Walker Felix · Nationalrat · 2001-06-18
Walker Felix · Nationalrat · St. Gallen · Christlichdemokratische Fraktion · 2001-06-18
Wortprotokoll
Le projet qu'on discute actuellement est d'une certaine manière comparable à un triangle magique. Premièrement, on a un objectif clair et net: on doit égaliser les comptes d'une manière durable. On a même une tâche du peuple et des cantons, avec l'objectif budgétaire 2001; on ne peut pas l'interpréter autrement: nous devons prendre en mains les dépenses et, surtout, la stabilisation des dettes. Deuxièmement, le plus de flexibilité possible, cela signifie, concrètement, rester compatible vis-à-vis de volatilités conjoncturelles. Troisièmement, le plus de compétences possible au Parlement. Bien sûr, ce n'est pas très facile de pondérer correctement la situation.

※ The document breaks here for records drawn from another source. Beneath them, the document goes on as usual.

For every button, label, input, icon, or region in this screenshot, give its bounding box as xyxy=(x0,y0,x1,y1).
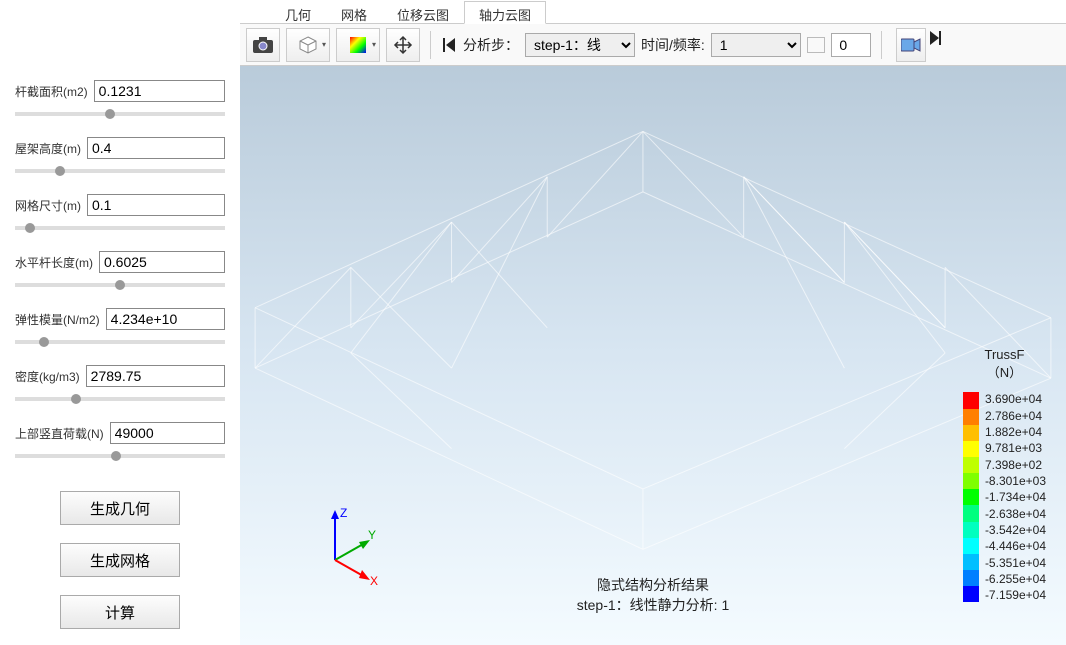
param-input-3[interactable] xyxy=(99,251,225,273)
legend-value: 9.781e+03 xyxy=(985,441,1046,455)
svg-text:X: X xyxy=(370,574,378,585)
colorbar-swatch xyxy=(963,586,979,602)
color-legend: TrussF （N） 3.690e+042.786e+041.882e+049.… xyxy=(963,346,1046,602)
legend-value: -3.542e+04 xyxy=(985,523,1046,537)
colorbar-swatch xyxy=(963,473,979,489)
colorbar-swatch xyxy=(963,522,979,538)
param-label-4: 弹性模量(N/m2) xyxy=(15,311,100,328)
svg-text:Z: Z xyxy=(340,506,347,520)
skip-forward-icon[interactable] xyxy=(928,28,942,48)
colorbar-swatch xyxy=(963,538,979,554)
param-input-0[interactable] xyxy=(94,80,225,102)
param-input-6[interactable] xyxy=(110,422,225,444)
colorbar-swatch xyxy=(963,505,979,521)
param-slider-0[interactable] xyxy=(15,112,225,116)
analysis-step-select[interactable]: step-1：线 xyxy=(525,33,635,57)
analysis-step-label: 分析步： xyxy=(463,35,519,55)
param-input-1[interactable] xyxy=(87,137,225,159)
generate-geometry-button[interactable]: 生成几何 xyxy=(60,491,180,525)
colorbar-swatch xyxy=(963,392,979,408)
tab-2[interactable]: 位移云图 xyxy=(382,1,464,24)
param-slider-4[interactable] xyxy=(15,340,225,344)
axis-triad: Z Y X xyxy=(310,505,390,585)
legend-value: -4.446e+04 xyxy=(985,539,1046,553)
colorbar-swatch xyxy=(963,457,979,473)
param-slider-2[interactable] xyxy=(15,226,225,230)
toolbar: 分析步： step-1：线 时间/频率: 1 xyxy=(240,24,1066,66)
colorbar-swatch xyxy=(963,409,979,425)
legend-value: -2.638e+04 xyxy=(985,507,1046,521)
move-button[interactable] xyxy=(386,28,420,62)
tab-bar: 几何网格位移云图轴力云图 xyxy=(240,0,1066,24)
param-label-5: 密度(kg/m3) xyxy=(15,368,80,385)
calculate-button[interactable]: 计算 xyxy=(60,595,180,629)
frame-spinner[interactable] xyxy=(831,33,871,57)
viewport[interactable]: Z Y X 隐式结构分析结果 step-1：线性静力分析: 1 TrussF （… xyxy=(240,66,1066,645)
tab-1[interactable]: 网格 xyxy=(326,1,382,24)
time-freq-select[interactable]: 1 xyxy=(711,33,801,57)
camera-record-button[interactable] xyxy=(896,28,926,62)
time-freq-label: 时间/频率: xyxy=(641,35,705,55)
colormap-button[interactable] xyxy=(336,28,380,62)
tab-0[interactable]: 几何 xyxy=(270,1,326,24)
colorbar-swatch xyxy=(963,425,979,441)
colorbar-swatch xyxy=(963,441,979,457)
param-label-1: 屋架高度(m) xyxy=(15,140,81,157)
param-input-5[interactable] xyxy=(86,365,225,387)
legend-value: -5.351e+04 xyxy=(985,556,1046,570)
param-slider-1[interactable] xyxy=(15,169,225,173)
legend-value: -1.734e+04 xyxy=(985,490,1046,504)
param-label-3: 水平杆长度(m) xyxy=(15,254,93,271)
legend-value: -6.255e+04 xyxy=(985,572,1046,586)
screenshot-button[interactable] xyxy=(246,28,280,62)
toggle-box[interactable] xyxy=(807,37,825,53)
legend-value: 1.882e+04 xyxy=(985,425,1046,439)
param-slider-6[interactable] xyxy=(15,454,225,458)
param-label-0: 杆截面积(m2) xyxy=(15,83,88,100)
colorbar-swatch xyxy=(963,554,979,570)
svg-text:Y: Y xyxy=(368,528,376,542)
param-label-6: 上部竖直荷载(N) xyxy=(15,425,104,442)
param-slider-5[interactable] xyxy=(15,397,225,401)
legend-value: 2.786e+04 xyxy=(985,409,1046,423)
colorbar-swatch xyxy=(963,489,979,505)
tab-3[interactable]: 轴力云图 xyxy=(464,1,546,24)
legend-value: -8.301e+03 xyxy=(985,474,1046,488)
legend-value: 7.398e+02 xyxy=(985,458,1046,472)
result-caption: 隐式结构分析结果 step-1：线性静力分析: 1 xyxy=(577,575,729,615)
legend-value: 3.690e+04 xyxy=(985,392,1046,406)
param-input-4[interactable] xyxy=(106,308,225,330)
generate-mesh-button[interactable]: 生成网格 xyxy=(60,543,180,577)
param-slider-3[interactable] xyxy=(15,283,225,287)
legend-value: -7.159e+04 xyxy=(985,588,1046,602)
param-label-2: 网格尺寸(m) xyxy=(15,197,81,214)
view-cube-button[interactable] xyxy=(286,28,330,62)
skip-back-icon[interactable] xyxy=(441,35,457,55)
colorbar-swatch xyxy=(963,570,979,586)
param-input-2[interactable] xyxy=(87,194,225,216)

Je vais maintenant présenter brièvement les avis de la majorité de la commission à propos des propositions de minorité. La proposition de minorité I (Hofmann Urs) touche les alinéas 2,3 et 4 de l'article 126 de la constitution. Elle vise à supprimer le plafond des dépenses et à le remplacer par une majorité qualifiée du Parlement pour tout nouvel endettement. Quelle est la réponse de la majorité de la commission? Si l'on supprime le plafond des dépenses, c'est tout le concept du frein à l'endettement qui est indirectement remis en cause. On risque, par ailleurs, des majorités d'occasion qui seront néfastes à l'objectif à long terme du frein à l'endettement. Il faut noter que cette proposition de minorité est complétée par la proposition de minorité Hofmann Urs à l'article 159 alinéa 3 lettre c. La commission a également voté sur cette dernière proposition de minorité. A l'article 126, la commission a rejeté la proposition de minorité I (Hofmann), par 14 voix contre 6.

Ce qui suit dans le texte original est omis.